La torre d’avorio
Berlino, 1946. Al termine della guerra iniziano i processi ai sostenitori del regime nazista. Un ufficiale dell’esercito americano, il maggiore Steve Arnold (Luca Zingaretti), è chiamato ad indagare su un famoso direttore d’orchestra, Wilhelm Furtwängler (Massimo De Francovich). L’artista non ha mai abbandonato la Germania: pur non avendo mai sostenuto il nazismo né preso la tessera di partito, ha continuato la propria attività in patria. Nella sua mente, il musicista era utopisticamente convinto che l’arte e la cultura dovessero essere mantenute vive per contrastare le atrocità della politica. Ma fino a che punto l’Arte può considerarsi libera dai condizionamenti del Potere? Non è forse vero che continuare ad esibirsi sotto un regime dittatoriale sottintende l’appoggio al sistema?
Nella sala carica d’attese e riecheggiante delle parole di discorsi lasciati incompiuti tra il pubblico, il sipario si apre accompagnato dalle battute conclusive dell’Ottava Sinfonia di Beethoven, un artificio assolutamente efficace e dall’evidente impronta cinematografica.
L’ambientazione nella quale prende luogo la vicenda benché sia complessivamente spoglia (lascia vuoti ampi spazi) è ricercata nell’attenzione dei particolari e ben si amalgama con la fredda luce delle lampade al neon che suggerisce il desolante freddo dell’inverno tedesco che violentemente abbraccia chi esce dall’enorme portone ligneo sulla parete di sfondo.

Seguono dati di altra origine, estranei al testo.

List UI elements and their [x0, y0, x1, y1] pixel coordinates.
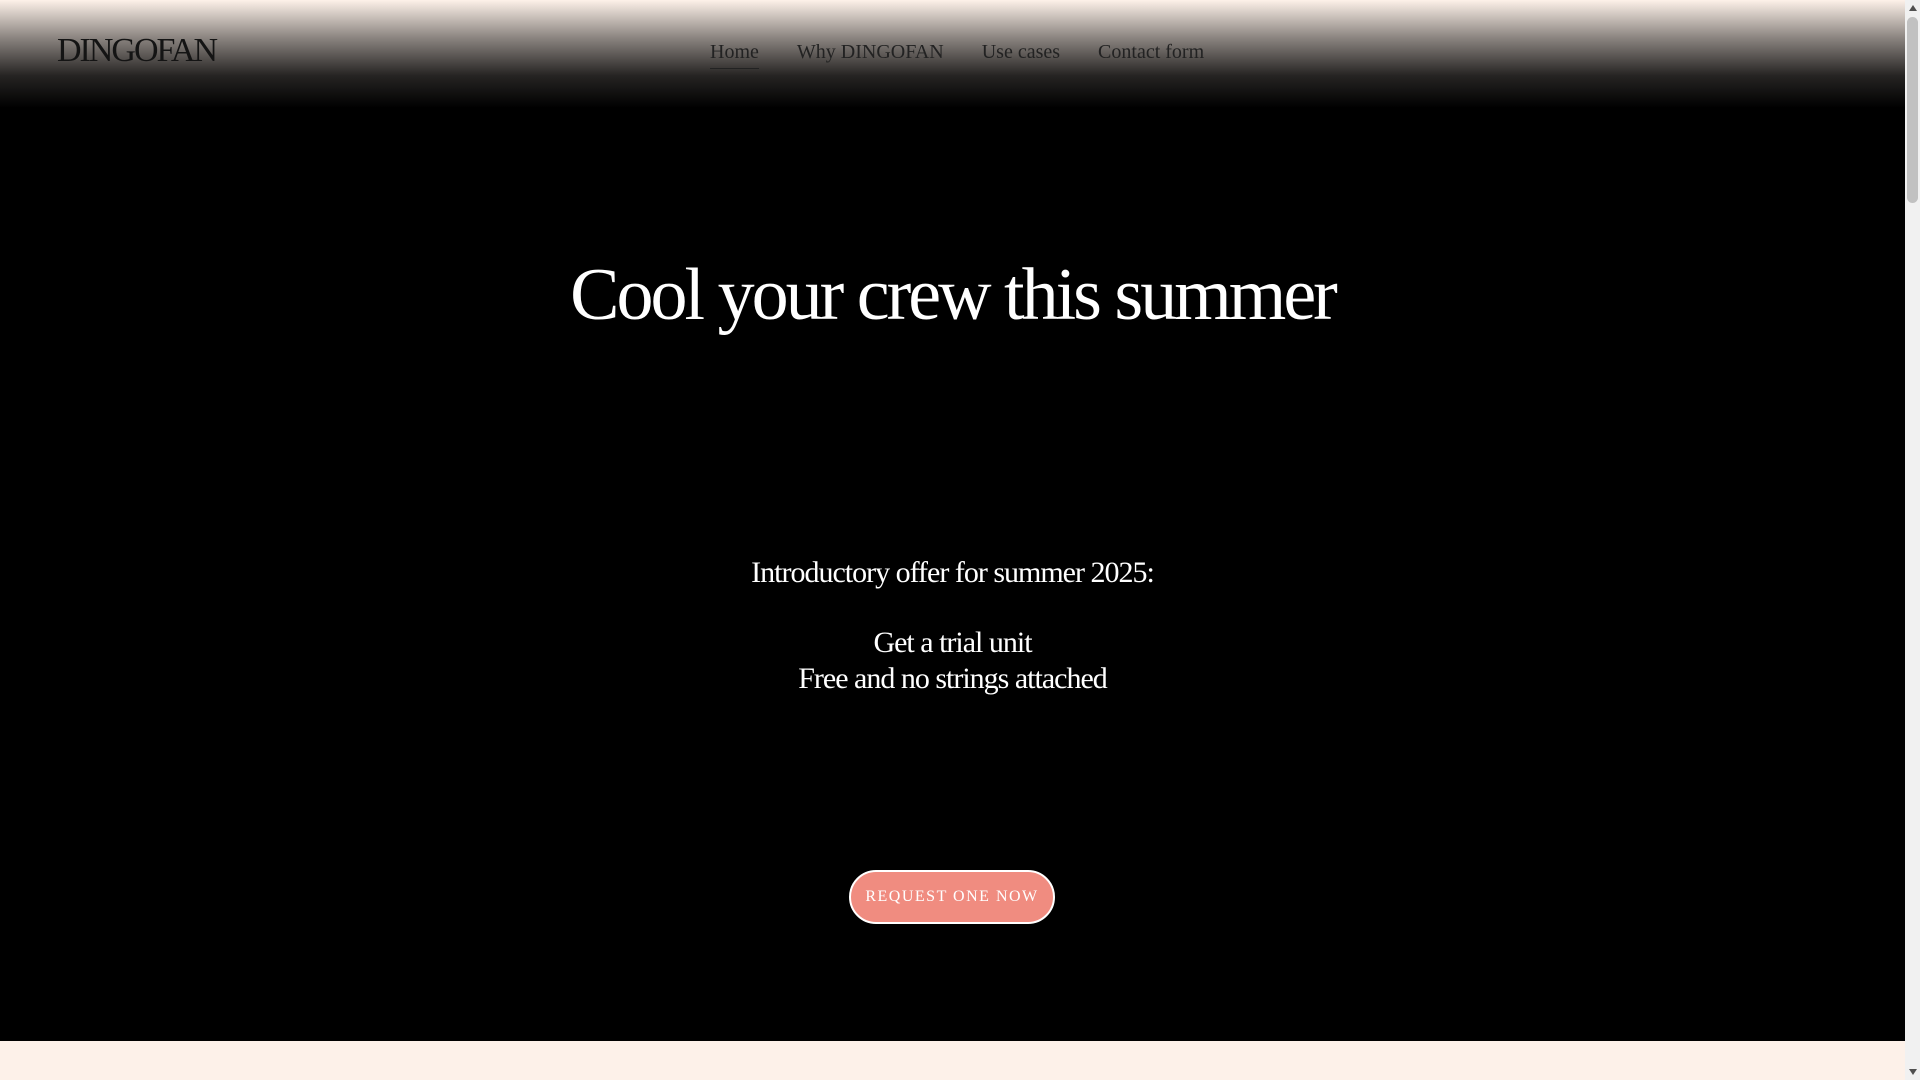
nav-contact-form[interactable]: Contact form	[1098, 38, 1204, 69]
offer-line-free: Free and no strings attached	[798, 662, 1108, 695]
main-nav: Home Why DINGOFAN Use cases Contact form	[710, 38, 1204, 69]
site-logo[interactable]: DINGOFAN	[57, 32, 218, 70]
vertical-scrollbar[interactable]	[1905, 0, 1920, 1080]
nav-use-cases[interactable]: Use cases	[982, 38, 1060, 69]
request-one-now-button[interactable]: REQUEST ONE NOW	[849, 870, 1055, 924]
hero-section: DINGOFAN Home Why DINGOFAN Use cases Con…	[0, 0, 1905, 1041]
chevron-down-icon[interactable]	[1909, 1069, 1917, 1075]
offer-intro: Introductory offer for summer 2025:	[751, 556, 1155, 589]
scrollbar-thumb[interactable]	[1907, 17, 1918, 203]
next-section	[0, 1041, 1905, 1080]
chevron-up-icon[interactable]	[1909, 5, 1917, 11]
site-header: DINGOFAN Home Why DINGOFAN Use cases Con…	[0, 0, 1905, 108]
nav-why-dingofan[interactable]: Why DINGOFAN	[797, 38, 944, 69]
hero-headline: Cool your crew this summer	[570, 254, 1338, 336]
offer-line-trial: Get a trial unit	[873, 626, 1032, 659]
page: DINGOFAN Home Why DINGOFAN Use cases Con…	[0, 0, 1920, 1080]
nav-home[interactable]: Home	[710, 38, 759, 69]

Come nel primo atto la fredda luce del neon proiettava nello spettatore la morsa del gelo così, nel secondo atto, una luce più calda avvolge l’ambiente e i personaggi vestiti con abiti estivi. Il tempo non intacca, nel burbero ufficiale dell’esercito americano, la ferrea convinzione della colpevolezza di Furtwängler.
I personaggi sono psicologicamente approfonditi, fatta eccezione per il tenente David Wills (Paolo Briguglia)che manca di spessore e sembra alquanto fioca come figura e per il maggiore Steve Arnold (Luca Zingaretti) che si spoglia della maschera della rozzezza e della poca cultura indossata sin dall’inizio e si carica di una profondità d’animo solamente nei risvolti finali della vicenda (anche se mantiene un’impostazione cinematografica nella recitazione). Straordinaria e toccante l’interpretazione di un sempreverde Massimo De Francovich capace d’essersi profondamente calato nel direttore d’orchestra Furtwängler.
Nello scontro tra i due uomini, così diversi e così poco disporsi a capirsi, diventa una questione etica sempre attuale: fino a che punto l’Arte può considerarsi libera dai condizionamenti del Potere? Non è forse vero che Continuare ad esibirsi sotto un regime dittatoriale sottintende l’appoggio al sistema?
Uno spettacolo che risulta piacevole, fluido in ogni sua parte, con pieghe comiche, a parer mio, troppo accentuate ma che sicuramente snelliscono una struttura narrativa di per sé ponderosa e impegnativa.